February 21, 2013
Tonan no Tsubasa (18)
Rikou's little lecture at the end got me thinking of Henry V, act 4, scene 1. King Henry, wandering about the camp (in disguise), gets into an argument with one of his soldiers about "just war" and the moral responsibilities of a soldier:
But if the cause be not good, the king himself hath a heavy reckoning to make, when all those legs and arms and heads, chopped off in battle, shall join together at the latter day and cry all: "We died at such a place."
King Henry, in turn, defends the prerogatives of the king:
The king is not bound to answer the particular endings of his soldiers, the father of his son, nor the master of his servant; for they purpose not their death, when they purpose their services. Besides, there is no king, be his cause never so spotless, if it come to the arbitrement of swords, can try it out with all unspotted soldiers
But alone by himself a few minutes later, he cries out:
Upon the king! let us our lives, our souls,
Our debts, our careful wives,
Our children and our sins lay on the king!

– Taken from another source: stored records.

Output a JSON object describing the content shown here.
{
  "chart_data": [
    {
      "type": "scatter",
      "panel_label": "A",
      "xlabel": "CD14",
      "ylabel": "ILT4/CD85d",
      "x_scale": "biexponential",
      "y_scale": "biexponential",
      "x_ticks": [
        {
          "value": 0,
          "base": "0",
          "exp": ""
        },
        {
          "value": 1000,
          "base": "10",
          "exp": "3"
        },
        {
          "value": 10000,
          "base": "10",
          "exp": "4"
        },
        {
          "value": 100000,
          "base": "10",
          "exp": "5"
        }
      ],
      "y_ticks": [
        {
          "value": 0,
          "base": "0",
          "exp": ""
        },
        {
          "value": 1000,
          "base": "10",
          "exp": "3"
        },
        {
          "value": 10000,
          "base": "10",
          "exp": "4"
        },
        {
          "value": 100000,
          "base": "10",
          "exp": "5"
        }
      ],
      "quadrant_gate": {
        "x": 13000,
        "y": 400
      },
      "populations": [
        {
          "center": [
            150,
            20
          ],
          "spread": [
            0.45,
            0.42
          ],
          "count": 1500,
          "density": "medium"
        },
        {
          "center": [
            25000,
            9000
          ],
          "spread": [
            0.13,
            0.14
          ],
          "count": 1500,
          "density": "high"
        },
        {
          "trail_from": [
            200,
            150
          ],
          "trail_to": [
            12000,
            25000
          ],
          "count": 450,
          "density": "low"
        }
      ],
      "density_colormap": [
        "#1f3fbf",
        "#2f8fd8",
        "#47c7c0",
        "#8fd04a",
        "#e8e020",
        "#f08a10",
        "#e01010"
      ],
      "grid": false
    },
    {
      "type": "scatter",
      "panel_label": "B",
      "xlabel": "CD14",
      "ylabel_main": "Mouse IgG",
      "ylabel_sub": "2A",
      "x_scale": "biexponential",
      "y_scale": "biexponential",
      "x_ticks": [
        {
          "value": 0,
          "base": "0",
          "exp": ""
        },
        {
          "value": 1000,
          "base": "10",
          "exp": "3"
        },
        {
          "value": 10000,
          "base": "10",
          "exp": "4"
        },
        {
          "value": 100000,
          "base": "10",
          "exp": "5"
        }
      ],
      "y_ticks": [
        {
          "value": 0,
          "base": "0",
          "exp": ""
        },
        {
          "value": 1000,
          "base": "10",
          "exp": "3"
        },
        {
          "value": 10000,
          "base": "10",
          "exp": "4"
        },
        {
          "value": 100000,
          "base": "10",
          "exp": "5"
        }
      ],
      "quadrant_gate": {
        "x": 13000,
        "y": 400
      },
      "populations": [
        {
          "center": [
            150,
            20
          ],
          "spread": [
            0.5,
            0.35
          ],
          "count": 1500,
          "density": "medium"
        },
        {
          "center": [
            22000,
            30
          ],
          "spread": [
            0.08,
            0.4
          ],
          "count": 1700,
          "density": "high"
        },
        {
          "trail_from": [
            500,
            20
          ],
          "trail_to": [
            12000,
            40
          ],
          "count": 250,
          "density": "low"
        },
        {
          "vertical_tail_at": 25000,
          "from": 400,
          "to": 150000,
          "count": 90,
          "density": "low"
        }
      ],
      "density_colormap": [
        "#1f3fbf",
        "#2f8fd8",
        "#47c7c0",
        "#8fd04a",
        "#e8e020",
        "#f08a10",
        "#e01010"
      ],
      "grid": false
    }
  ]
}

We must bear all. O hard condition,
Twin-born with greatness, subject to the breath
Of every fool, whose sense no more can feel
But his own wringing! What infinite heart's-ease
Must kings neglect, that private men enjoy!
Of course, King Henry always had the option of not getting involved in a pretty pointless war to start with, a game of thrones that had been going on for almost a century, and would continue for several more decades after Agincourt.
Considering the "Prime Directive" enforced in the Twelve Kingdoms, and the rule that no emperor can be succeeded by anybody with the same surname, such a conflict wouldn't last very long there.